ODAIBA KAIHIN-KOEN STATION
First, let’s stop at The Trick Art Museum. It has 45 different scenes designed so you can pose in them and take pictures doing incredible feats.
Then let’s go upstairs and stop by the Sony Explorascience Museum. It has lots of entertaining light and sound exhibits to play with, then I will totally beat you at Smile Fight.
Then, if we’ve bgot a kid or two, let’s go to Tokyo Legoland. It’s got models of all my favorite Tokyo neighborhoods (built of Legos, of course!), and as the lighting cycles through 24 hours, the cars roaming the streets turn on their headlights and the buildings light up. They’ve even sneaked in a few fun surprises, like a button that makes Godzilla pop up out of a Shibuya skyscraper and a baseball stadium that’s actually a pinball game you can play. (Note: Adults aren’t allowed to go into Legoland without a kid, so be sure you recruit one before you try to buy a ticket.) Anyone can go in the store, though, which has awesome Lego-themed merchandise like Minfig popsicle molds.

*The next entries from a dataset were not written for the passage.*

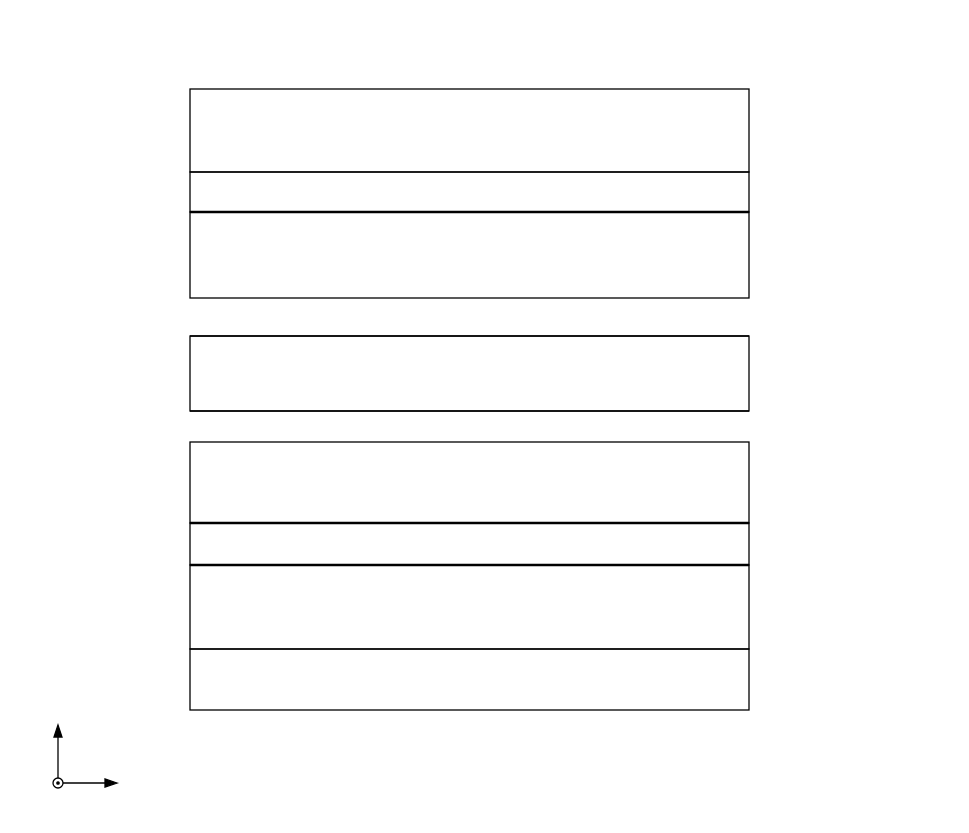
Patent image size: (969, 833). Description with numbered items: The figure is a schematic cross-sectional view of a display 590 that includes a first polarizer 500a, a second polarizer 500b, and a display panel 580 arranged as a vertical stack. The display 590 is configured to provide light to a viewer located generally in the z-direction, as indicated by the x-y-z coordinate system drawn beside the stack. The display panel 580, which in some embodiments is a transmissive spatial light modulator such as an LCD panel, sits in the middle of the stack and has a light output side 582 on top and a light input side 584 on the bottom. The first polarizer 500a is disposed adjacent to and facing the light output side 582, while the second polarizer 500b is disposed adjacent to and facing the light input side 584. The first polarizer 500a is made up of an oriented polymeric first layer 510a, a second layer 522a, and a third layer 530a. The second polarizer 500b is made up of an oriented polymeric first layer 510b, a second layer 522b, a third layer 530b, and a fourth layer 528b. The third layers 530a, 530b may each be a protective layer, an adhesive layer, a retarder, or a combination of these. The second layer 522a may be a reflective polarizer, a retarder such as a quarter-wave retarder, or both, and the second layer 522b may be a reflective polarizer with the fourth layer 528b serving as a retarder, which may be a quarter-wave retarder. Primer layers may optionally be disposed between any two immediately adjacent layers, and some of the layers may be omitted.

The display 590 is at (146, 43).
The first polarizer 500a is at (783, 89).
The second polarizer 500b is at (783, 442).
The third layer 530a is at (208, 127).
The oriented polymeric first layer 510a is at (208, 189).
The second layer 522a is at (208, 262).
The third layer 530b is at (208, 474).
The oriented polymeric first layer 510b is at (208, 540).
The second layer 522b is at (208, 599).
The fourth layer 528b is at (208, 682).
The display panel 580 is at (728, 380).
The light output side 582 is at (729, 334).
The light input side 584 is at (213, 411).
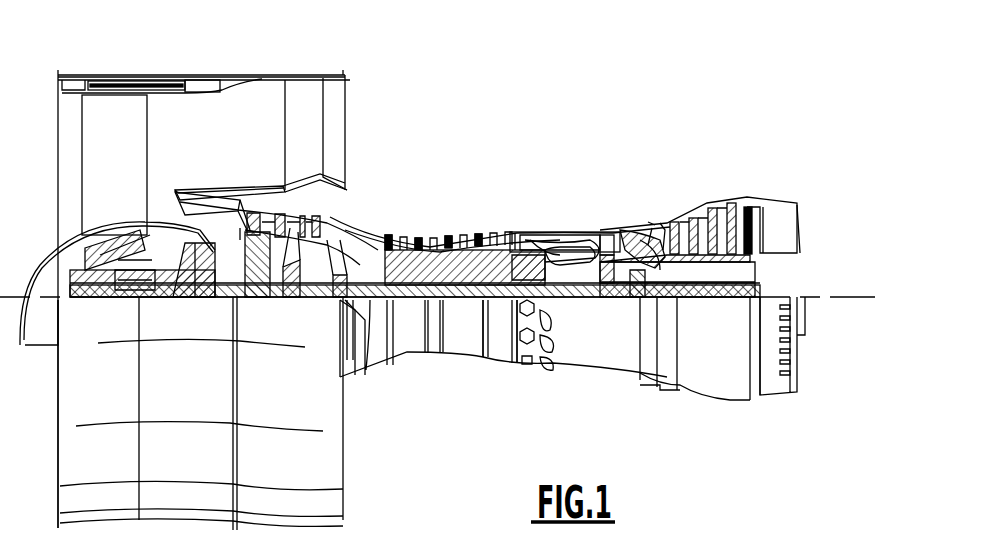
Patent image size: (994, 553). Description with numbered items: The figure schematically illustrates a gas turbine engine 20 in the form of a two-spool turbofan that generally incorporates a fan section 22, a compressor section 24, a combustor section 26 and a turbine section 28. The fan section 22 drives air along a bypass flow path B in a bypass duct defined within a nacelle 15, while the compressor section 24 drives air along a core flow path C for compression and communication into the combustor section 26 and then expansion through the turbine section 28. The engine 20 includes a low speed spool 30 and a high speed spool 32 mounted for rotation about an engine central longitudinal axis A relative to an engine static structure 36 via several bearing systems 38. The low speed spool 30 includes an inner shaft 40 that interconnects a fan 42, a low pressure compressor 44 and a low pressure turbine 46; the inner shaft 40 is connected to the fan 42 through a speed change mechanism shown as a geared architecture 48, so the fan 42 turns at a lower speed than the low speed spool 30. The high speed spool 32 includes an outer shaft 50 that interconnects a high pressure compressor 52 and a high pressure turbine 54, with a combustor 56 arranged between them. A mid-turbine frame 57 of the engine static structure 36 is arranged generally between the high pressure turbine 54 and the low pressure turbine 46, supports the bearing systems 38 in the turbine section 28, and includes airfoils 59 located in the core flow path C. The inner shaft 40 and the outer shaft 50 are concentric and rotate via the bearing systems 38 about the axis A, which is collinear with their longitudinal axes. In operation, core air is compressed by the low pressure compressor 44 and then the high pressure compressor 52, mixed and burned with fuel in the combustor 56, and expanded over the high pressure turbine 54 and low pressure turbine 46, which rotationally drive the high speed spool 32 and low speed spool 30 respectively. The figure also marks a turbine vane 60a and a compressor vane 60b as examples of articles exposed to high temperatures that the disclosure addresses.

The nacelle 15 is at (196, 75).
The gas turbine engine 20 is at (559, 117).
The fan section 22 is at (143, 58).
The compressor section 24 is at (377, 216).
The combustor section 26 is at (552, 200).
The turbine section 28 is at (670, 190).
The low speed spool 30 is at (467, 312).
The high speed spool 32 is at (510, 250).
The engine static structure 36 is at (499, 378).
The bearing systems 38 is at (312, 297).
The inner shaft 40 is at (366, 368).
The fan 42 is at (133, 176).
The low pressure compressor 44 is at (345, 176).
The low pressure turbine 46 is at (709, 205).
The geared architecture 48 is at (206, 297).
The outer shaft 50 is at (567, 300).
The high pressure compressor 52 is at (440, 247).
The high pressure turbine 54 is at (638, 222).
The combustor 56 is at (560, 247).
The mid-turbine frame 57 is at (648, 220).
The airfoils 59 is at (652, 260).
The turbine vane 60a is at (662, 222).
The compressor vane 60b is at (490, 240).
The engine central longitudinal axis A is at (872, 297).
The bypass flow path B is at (160, 133).
The core flow path C is at (195, 213).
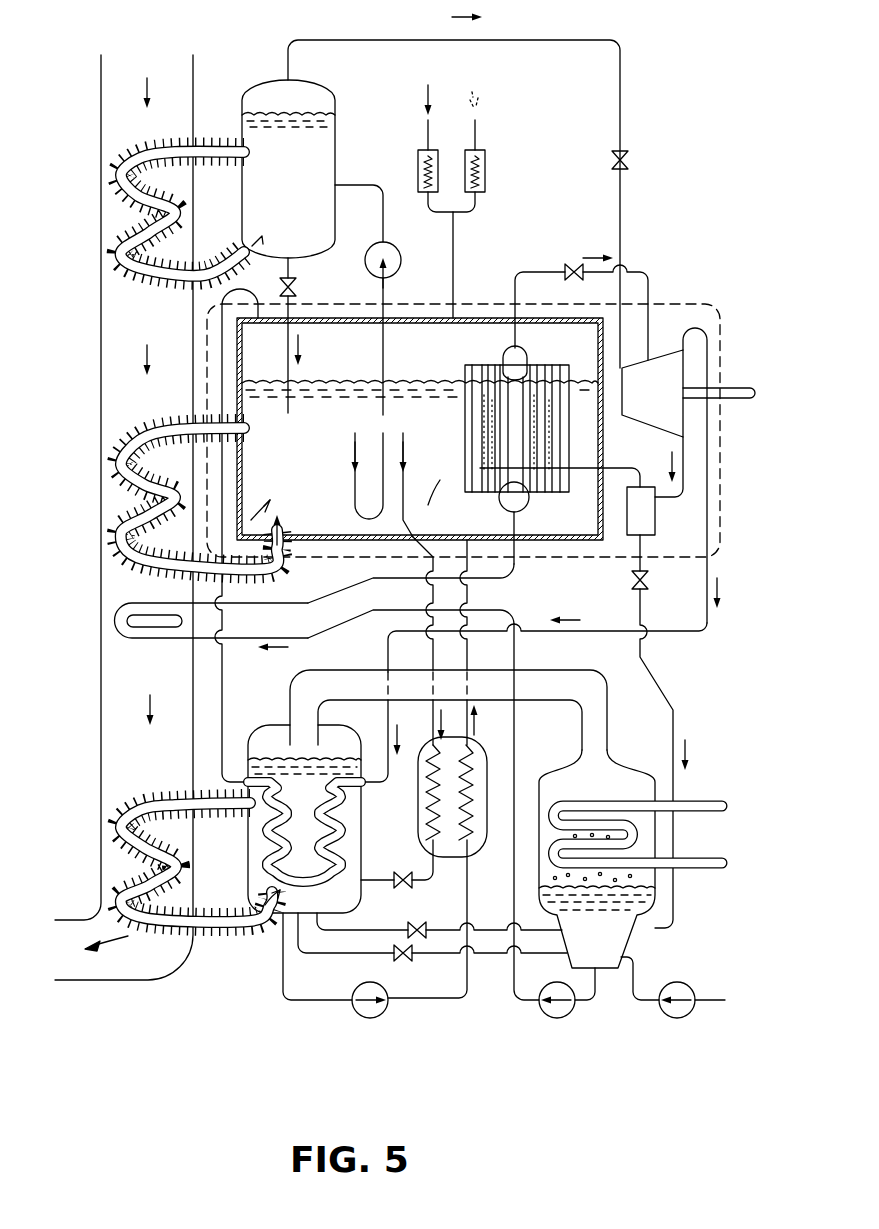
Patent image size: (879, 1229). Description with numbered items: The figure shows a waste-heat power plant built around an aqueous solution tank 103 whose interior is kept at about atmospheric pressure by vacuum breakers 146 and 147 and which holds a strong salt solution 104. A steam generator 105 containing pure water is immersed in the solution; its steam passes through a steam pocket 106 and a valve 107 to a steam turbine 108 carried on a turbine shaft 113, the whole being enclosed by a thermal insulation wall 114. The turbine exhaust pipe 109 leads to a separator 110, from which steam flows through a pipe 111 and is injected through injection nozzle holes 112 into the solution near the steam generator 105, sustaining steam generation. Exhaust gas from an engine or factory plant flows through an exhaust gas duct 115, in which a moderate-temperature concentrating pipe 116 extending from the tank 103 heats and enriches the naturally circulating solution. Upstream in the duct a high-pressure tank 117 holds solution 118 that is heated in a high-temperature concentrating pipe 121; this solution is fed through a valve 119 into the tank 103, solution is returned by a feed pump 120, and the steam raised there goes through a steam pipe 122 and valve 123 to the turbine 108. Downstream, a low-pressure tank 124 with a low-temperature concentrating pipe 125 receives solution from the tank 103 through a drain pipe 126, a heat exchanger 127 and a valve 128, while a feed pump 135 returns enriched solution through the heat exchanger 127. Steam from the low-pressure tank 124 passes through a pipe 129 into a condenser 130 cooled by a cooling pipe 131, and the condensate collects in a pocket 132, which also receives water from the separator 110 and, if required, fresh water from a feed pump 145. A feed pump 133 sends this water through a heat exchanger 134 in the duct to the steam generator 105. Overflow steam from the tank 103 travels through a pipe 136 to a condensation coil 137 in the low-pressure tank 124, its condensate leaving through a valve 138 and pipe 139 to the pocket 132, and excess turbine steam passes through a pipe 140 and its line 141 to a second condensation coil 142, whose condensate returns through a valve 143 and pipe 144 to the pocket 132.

The aqueous solution tank 103 is at (382, 429).
The strong solution 104 is at (347, 390).
The steam generator 105 is at (470, 368).
The steam pocket 106 is at (508, 353).
The valve 107 is at (574, 264).
The steam turbine 108 is at (668, 343).
The exhaust pipe 109 is at (655, 500).
The separator 110 is at (648, 538).
The pipe 111 is at (590, 503).
The injection nozzle holes 112 is at (500, 508).
The turbine shaft 113 is at (748, 388).
The thermal insulation wall 114 is at (692, 306).
The exhaust gas duct 115 is at (101, 120).
The moderate-temperature concentrating pipe 116 is at (112, 442).
The high-pressure tank 117 is at (307, 153).
The aqueous solution 118 is at (335, 125).
The valve 119 is at (296, 288).
The feed pump 120 is at (365, 262).
The high-temperature concentrating pipe 121 is at (112, 173).
The steam pipe 122 is at (553, 40).
The valve 123 is at (630, 163).
The low-pressure tank 124 is at (282, 802).
The low-temperature concentrating pipe 125 is at (118, 812).
The drain pipe 126 is at (369, 514).
The heat exchanger 127 is at (487, 755).
The valve 128 is at (400, 872).
The pipe 129 is at (584, 691).
The condenser 130 is at (630, 849).
The cooling pipe 131 is at (632, 838).
The pocket 132 is at (604, 918).
The feed pump 133 is at (552, 1016).
The heat exchanger 134 is at (115, 618).
The feed pump 135 is at (362, 1016).
The pipe 136 is at (218, 303).
The condensation coil 137 is at (264, 832).
The valve 138 is at (397, 962).
The pipe 139 is at (495, 958).
The pipe 140 is at (710, 333).
The pipe 141 is at (593, 631).
The second condensation coil 142 is at (336, 757).
The valve 143 is at (420, 926).
The pipe 144 is at (496, 930).
The feed pump 145 is at (672, 1016).
The vacuum breaker 146 is at (487, 170).
The vacuum breaker 147 is at (418, 168).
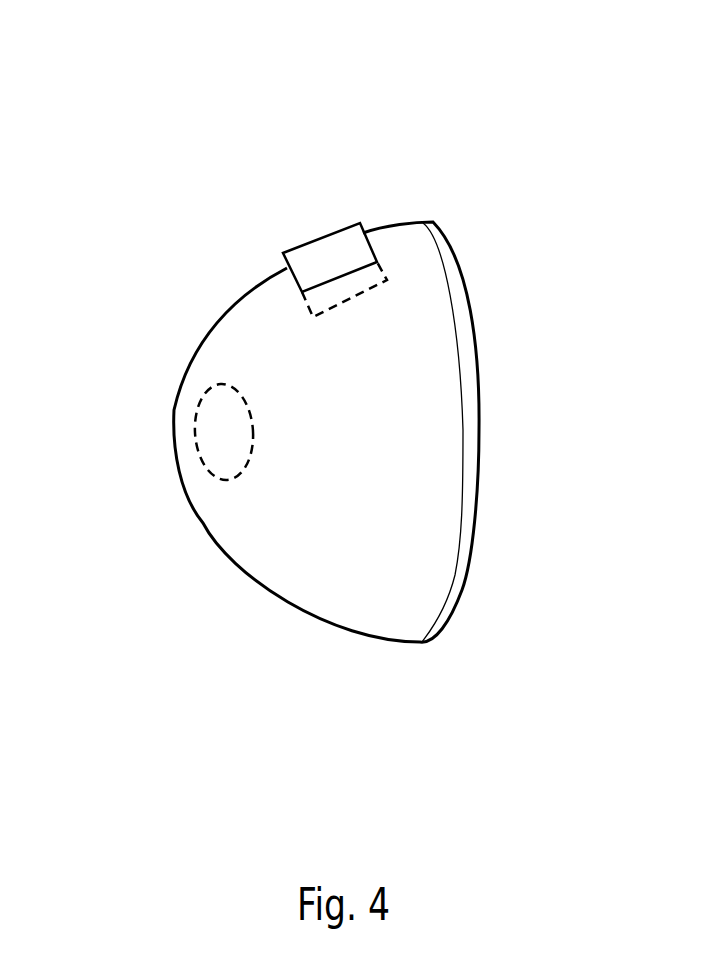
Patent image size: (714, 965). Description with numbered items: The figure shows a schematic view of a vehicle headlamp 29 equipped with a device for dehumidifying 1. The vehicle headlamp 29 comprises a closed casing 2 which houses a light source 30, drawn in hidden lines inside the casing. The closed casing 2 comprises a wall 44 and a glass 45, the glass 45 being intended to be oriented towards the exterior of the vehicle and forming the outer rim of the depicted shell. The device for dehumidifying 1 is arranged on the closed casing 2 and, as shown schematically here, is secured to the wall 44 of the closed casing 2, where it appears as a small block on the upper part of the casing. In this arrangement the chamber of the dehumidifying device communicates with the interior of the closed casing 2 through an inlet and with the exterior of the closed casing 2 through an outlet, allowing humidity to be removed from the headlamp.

The device for dehumidifying 1 is at (325, 210).
The closed casing 2 is at (281, 594).
The vehicle headlamp 29 is at (176, 318).
The light source 30 is at (220, 445).
The wall 44 is at (268, 330).
The glass 45 is at (468, 398).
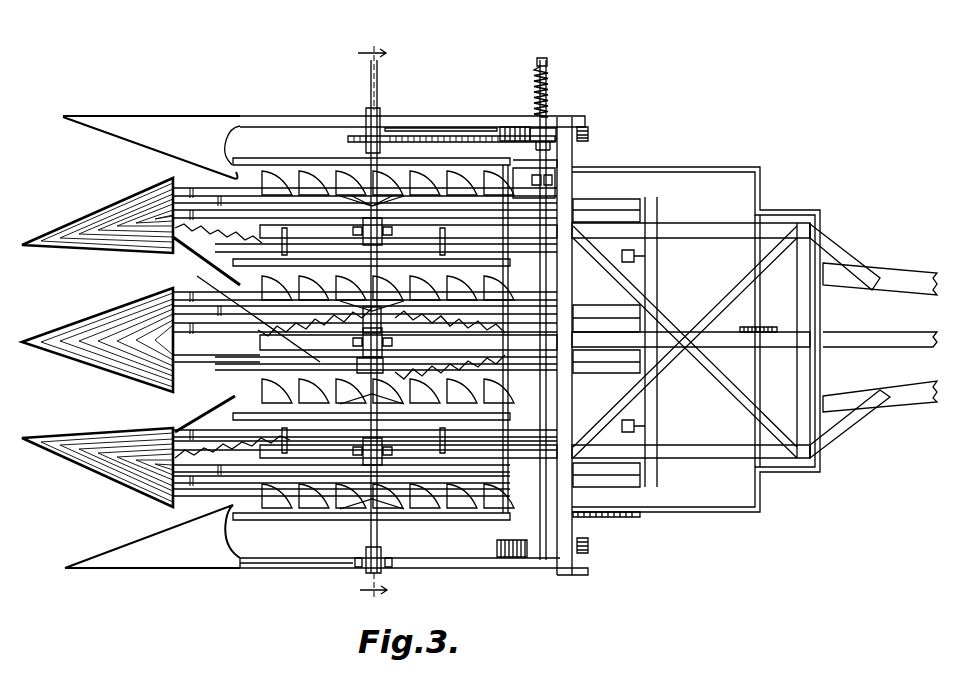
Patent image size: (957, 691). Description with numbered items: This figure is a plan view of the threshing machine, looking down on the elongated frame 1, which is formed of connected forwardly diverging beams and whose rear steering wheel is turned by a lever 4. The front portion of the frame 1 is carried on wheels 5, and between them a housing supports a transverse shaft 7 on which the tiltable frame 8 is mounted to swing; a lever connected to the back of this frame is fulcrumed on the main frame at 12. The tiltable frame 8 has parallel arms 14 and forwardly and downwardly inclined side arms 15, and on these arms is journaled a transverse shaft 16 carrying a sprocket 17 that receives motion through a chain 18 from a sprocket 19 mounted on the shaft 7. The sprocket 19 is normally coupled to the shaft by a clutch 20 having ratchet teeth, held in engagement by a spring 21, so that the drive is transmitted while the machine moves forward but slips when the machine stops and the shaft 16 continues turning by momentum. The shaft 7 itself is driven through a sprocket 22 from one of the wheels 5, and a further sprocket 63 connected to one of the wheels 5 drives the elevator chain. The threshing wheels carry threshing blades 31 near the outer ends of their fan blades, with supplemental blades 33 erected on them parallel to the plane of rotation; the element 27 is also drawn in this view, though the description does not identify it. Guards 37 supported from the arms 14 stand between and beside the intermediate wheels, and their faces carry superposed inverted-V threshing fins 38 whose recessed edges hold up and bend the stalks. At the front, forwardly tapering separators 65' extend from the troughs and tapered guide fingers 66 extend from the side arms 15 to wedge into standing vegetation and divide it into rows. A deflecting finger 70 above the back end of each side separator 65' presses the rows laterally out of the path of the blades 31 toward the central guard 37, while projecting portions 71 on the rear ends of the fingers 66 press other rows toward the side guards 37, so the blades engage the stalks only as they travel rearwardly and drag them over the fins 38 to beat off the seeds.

The elongated frame 1 is at (911, 396).
The lever 4 is at (368, 110).
The wheels 5 is at (590, 134).
The transverse shaft 7 is at (546, 400).
The tiltable frame 8 is at (566, 392).
The fulcrum 12 is at (769, 326).
The parallel arms 14 is at (313, 455).
The side arms 15 is at (327, 562).
The transverse shaft 16 is at (381, 535).
The sprocket 17 is at (392, 134).
The chain 18 is at (431, 134).
The sprocket 19 is at (556, 138).
The clutch 20 is at (517, 128).
The spring 21 is at (550, 81).
The sprocket 22 is at (560, 162).
The cross shelf 27 is at (504, 267).
The threshing blades 31 is at (300, 176).
The supplemental blades 33 is at (330, 180).
The guards 37 is at (497, 436).
The threshing fins 38 is at (205, 283).
The sprocket 63 is at (222, 360).
The separators 65' is at (97, 342).
The guide fingers 66 is at (145, 560).
The deflecting finger 70 is at (187, 257).
The projecting portions 71 is at (230, 176).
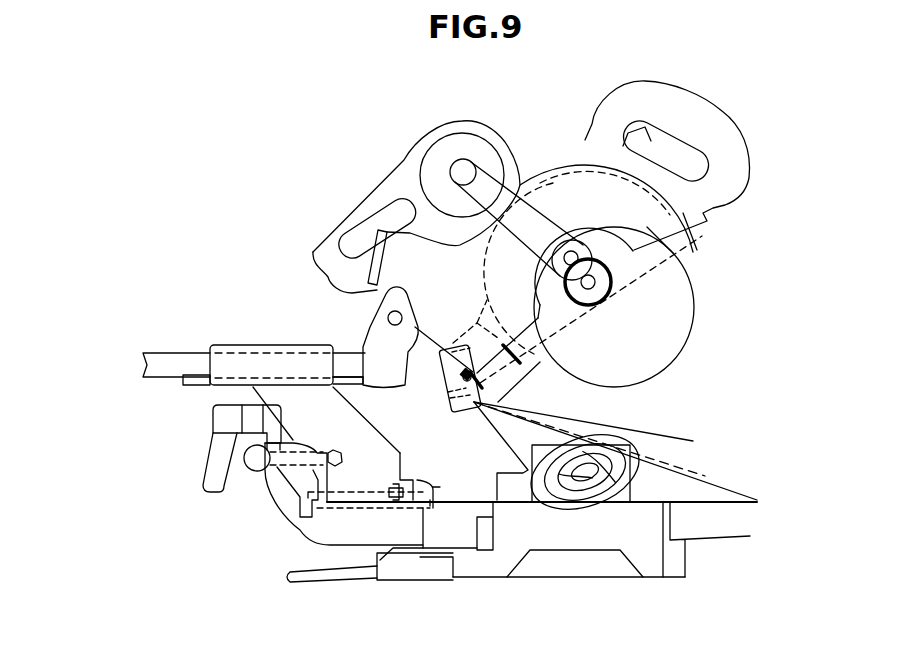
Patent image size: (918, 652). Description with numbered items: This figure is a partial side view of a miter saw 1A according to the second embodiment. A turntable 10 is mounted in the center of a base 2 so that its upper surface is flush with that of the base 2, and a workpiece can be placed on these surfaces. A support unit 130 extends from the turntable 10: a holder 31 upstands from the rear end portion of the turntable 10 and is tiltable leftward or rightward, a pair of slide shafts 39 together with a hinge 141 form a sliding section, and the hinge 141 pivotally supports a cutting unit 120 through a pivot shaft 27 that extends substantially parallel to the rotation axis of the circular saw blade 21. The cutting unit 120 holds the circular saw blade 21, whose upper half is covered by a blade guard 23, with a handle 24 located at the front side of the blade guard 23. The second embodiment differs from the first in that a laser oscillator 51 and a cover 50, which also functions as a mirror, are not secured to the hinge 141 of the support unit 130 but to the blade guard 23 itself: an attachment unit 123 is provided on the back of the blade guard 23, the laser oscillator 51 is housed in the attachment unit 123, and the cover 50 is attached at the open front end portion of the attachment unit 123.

On the lower level of the Sea Side Mall building is Joypolis, an indoor amusement park/arcade with lots of virtual reality rides.
Hungry yet? Restaurants are on the 5th & 6th floors, and the ones on the Tokyo side have great views.
When it’s time to leave, if we’re feeling energetic, we can walk across the Rainbow Bridge to Tamachi Station and see the amazing views of Odaiba and the Tokyo skyline along the way (takes about half an hour).
Or if we don’t feel like walking, we can take the monorail from Shinbashi station. It loops out over the bay, and we’ll get a great view of the island.